Welcome to a premium Wednesday evening edition of Progress Report.
I’m sure that recency bias plays into this assessment, as does the hyper-speed at which the internet delivers the most horrific of headlines, but I still feel comfortable saying that we are living through the most consistently miserable era of nightly news since the late 1960s and early 1970s. Not a day goes by that we aren’t inundated with brain-melting dispatches from all across the country, from seats of immense power to otherwise anonymous small towns.
The past 24 hours alone have been devastating. Last night, local media released footage of the Uvalde police standing idly by during May’s mass elementary school slaughter, and by this afternoon, the headlines had shifted to the confirmation that there was indeed a 10-year-old child that was raped in Ohio and forced to get an abortion in Indiana. The next 24-hour cycle has begun with the goonish Attorney General of Indiana declaring on Fox News that he will try to hunt down the doctor that performed the abortion. I shiver at what tomorrow will bring.
And yet, there are also plenty of positive developments unfurling across the United States. They just don’t usually earn the sort of column inches or social media attention that the truly heinous stories are afforded. If it bleeds, it leads — and then goes viral.
So tonight, in the interest of relaying the news without fully depressing you, I’m going to switch back and forth between good stories and bad ones. I can’t promise that the world is quite that balanced at the moment, but this newsletter is a safe space.
Good:
Black churches in Georgia are banding together to form a new voting rights group ahead of the midterm elections.
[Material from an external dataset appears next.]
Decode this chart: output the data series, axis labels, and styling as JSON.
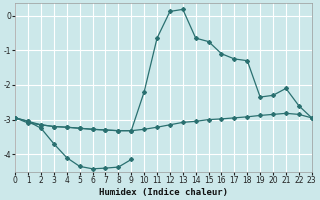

Dubbed Faith Works, the group will include 1000 congregations from all across the state.
Faith Works will emphasize get-out-the-vote efforts ahead of this November’s election, potentially reaching hundreds of thousands of parishioners.
“We are rising together because our democracy has come under attack from within — and like generations before us, this moment in history and our faith are calling for us to act,” said Bishop Reginald Jackson, who leads more than 500 African Methodist Episcopal churches in Georgia.
In the spring of 2021, Georgia passed the first of what would become a red state wave of voter suppression laws. The law was pretty explicitly designed to make it harder for Black people to vote, and because Congress failed to pass voting rights protections, it once again falls to the communities most affected to rescue democracy. As is often the case, this is very bittersweet good news.